Syrian sources reported shortly before midnight of Nov. 29, that Israeli air attacks had been ongoing from 21:30 over areas in the Damascus vicinity. Three waves of air and missile attacks had struck Al Kiswah, south of the capital, Qanaqar to the southwest, and Quneitra opposite Israel’s Golan border.
A number of pro-Iranian militia bases and Iranian weapons caches in southern Syria were targeted by Israeli airstrikes on Thursday night, according to the Al-Arabiya news site.
Explosions were also reported in and around the Syrian capital of Damascus, near its international airport, which Israel claims has been used by Iran to supply terror groups with advanced weaponry.
According to the Kremlin-backed Sputnik new site, blasts were also heard near the town of al-Dimas, along the Damascus-Beirut highway, which may indicate that an arms shipment was targeted in the alleged Israeli strikes.
“Israeli forces bombarded for an hour positions in the southern and southwestern suburbs of Damascus as well as in the south of Syria at the border of Quneitra province,” the head of the Syrian Observatory for Human Rights monitor Rami Abdel Rahman said.

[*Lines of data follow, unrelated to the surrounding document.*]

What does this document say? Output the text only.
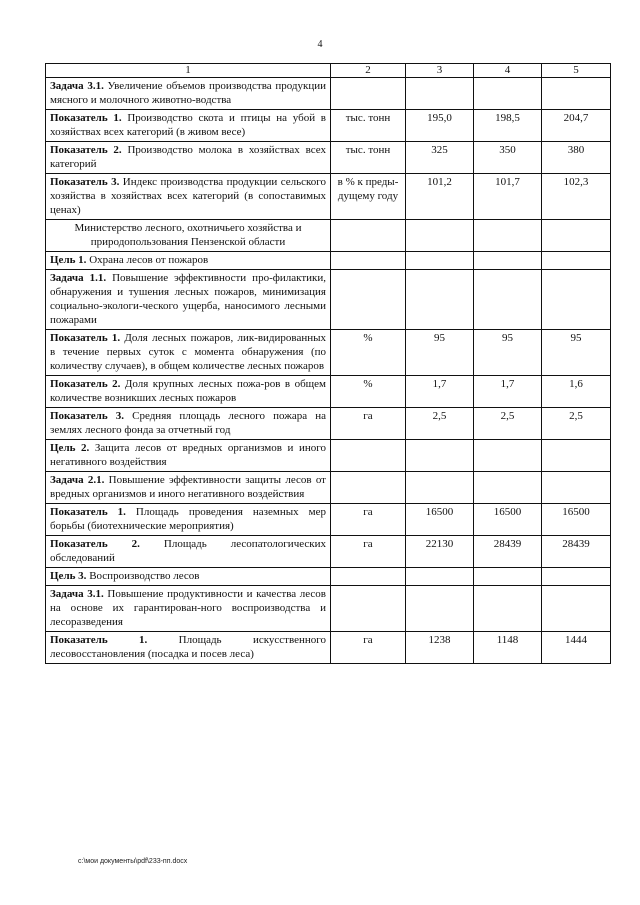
4
1	2	3	4	5
Задача 3.1. Увеличение объемов производства продукции мясного и молочного животно-водства				
Показатель 1. Производство скота и птицы на убой в хозяйствах всех категорий (в живом весе)	тыс. тонн	195,0	198,5	204,7
Показатель 2. Производство молока в хозяйствах всех категорий	тыс. тонн	325	350	380
Показатель 3. Индекс производства продукции сельского хозяйства в хозяйствах всех категорий (в сопоставимых ценах)	в % к преды-дущему году	101,2	101,7	102,3
Министерство лесного, охотничьего хозяйства и природопользования Пензенской области				
Цель 1. Охрана лесов от пожаров				
Задача 1.1. Повышение эффективности про-филактики, обнаружения и тушения лесных пожаров, минимизация социально-экологи-ческого ущерба, наносимого лесными пожарами				
Показатель 1. Доля лесных пожаров, лик-видированных в течение первых суток с момента обнаружения (по количеству случаев), в общем количестве лесных пожаров	%	95	95	95
Показатель 2. Доля крупных лесных пожа-ров в общем количестве возникших лесных пожаров	%	1,7	1,7	1,6
Показатель 3. Средняя площадь лесного пожара на землях лесного фонда за отчетный год	га	2,5	2,5	2,5
Цель 2. Защита лесов от вредных организмов и иного негативного воздействия				
Задача 2.1. Повышение эффективности защиты лесов от вредных организмов и иного негативного воздействия				
Показатель 1. Площадь проведения наземных мер борьбы (биотехнические мероприятия)	га	16500	16500	16500
Показатель 2. Площадь лесопатологических обследований	га	22130	28439	28439
Цель 3. Воспроизводство лесов				
Задача 3.1. Повышение продуктивности и качества лесов на основе их гарантирован-ного воспроизводства и лесоразведения				
Показатель 1. Площадь искусственного лесовосстановления (посадка и посев леса)	га	1238	1148	1444
c:\мои документы\pdf\233-пп.docx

The Israel Defense Forces refused to comment on Thursday night’s reported airstrikes, but denied a Russian media claim that an Israeli plane had been shot down.
“The reports of an Israeli aircraft or other Israeli aerial platform being hit are false,” the army said in a statement.
Once a regular occurrence, reports of Israeli airstrikes in Syria have become increasingly rare in the past two months, after Syria accidentally shot down a Russian spy plane during an Israeli raid, which Moscow blamed on Israel.
Despite the strained relationship with Russia, Israeli officials maintain that the IDF continues to operate in the country. However, many defense analysts suspect that Russia — with the advanced air defense systems it has in Syria — may be curbing Israel’s ability to rein its arch nemesis Iran’s military presence in the country.
According to the official Syrian SANA news outlet, the country’s air defenses fired at several of the incoming “enemy” projectiles, shooting down some of them. Military sources told the state-run outlet that the airstrikes had “failed to achieve any of its objectives.”
Many analysts believe that Syria sometimes falsely claims to have intercepted missiles that successfully penetrate its air defenses.
The IDF said it was investigating reports of a projectile landing inside Israeli territory, on the Golan Heights, potentially the remnants of a Syrian surface-to-air missile.
“An aerial defense system identified a single launch toward an open field on the Golan Heights. At this point it is not clear if there was indeed an impact in our territory. Troops are searching the area,” the army said.
Syrian state television aired footage of interceptor missiles being fired into the air south of Damascus.
According to Syrian media, some of the incoming strikes were aimed at the al-Kiswah area, which was bombed by Israel in the past for allegedly containing Iranian military bases.
The rest of the targets were not immediately known.
Israel has conducted hundreds of airstrikes against Iranian targets in Syria in recent years. However, this has slowed in the past two months following the downing of the Russian plane.
According to the Syrian Observatory for Human Rights monitor, Thursday was the first time Syria’s air defenses had been called into action since Syria accidentally shot down a Russian spy plane and the 15 people on board during an Israeli raid on September 17.
Moscow blamed Israel for the incident and supplied Damascus with the advanced S-300 air defense system — something it had previously refrained from doing following requests from Jerusalem.
The S-300 systems were delivered to Syria last month, but they are not yet believed to be in use, as the Syrian air defense teams still need to be trained to operate them.
Agencies contributed to this report.